How many people spoke up?
Nearly 700 people from Birmingham and Solihull shared their views with their local Healthwatch on how extra money could be used to improve their local health services.
The local Healthwatch worked hard to engage people from across the community, holding focus groups with particular groups, including people with sight or hearing loss or learning disability and carers.
What changes do people want to see?
People told Healthwatch how their ability to self-care would be improved by more control and choice over decisions and more health education.
In focus: Information you can trust
People who took part in the local focus groups said that they wanted the NHS to help people access easy-to-understand information they could trust, and which could help them care more for themselves.

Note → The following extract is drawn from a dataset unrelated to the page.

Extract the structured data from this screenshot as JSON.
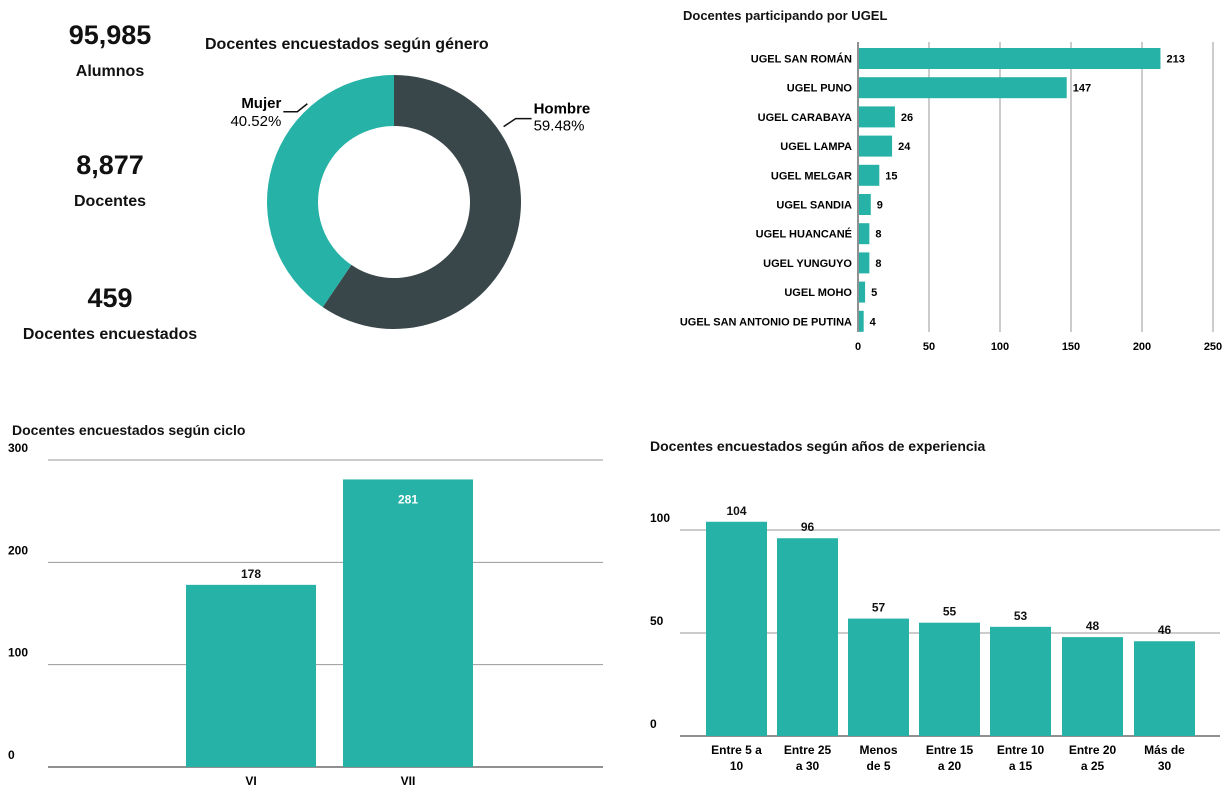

Local people said that trustworthy information which can help them make decisions could be hard to find and access. Hurdles that people shared included:
- Older people not being able to access the internet easily or not knowing how to use some apps and phones
- Feeling overloaded by the amount of information available if you do have internet access
- Not knowing if the information you then find is correct
- Not knowing how to act on the information you have been given – for example using food labels to guide food choices.
People said that the NHS could help by directing people to more trustworthy information or by making more support available through services like NHS 111 and pharmacists.
Response from the Birmingham and Solihull Sustainability and Transformation Partnership (STP):
The STP’s ambition to help people to help themselves to live long, happy and independent lives, requires us to understand and act on what really matters to them. This report will help us to do just that.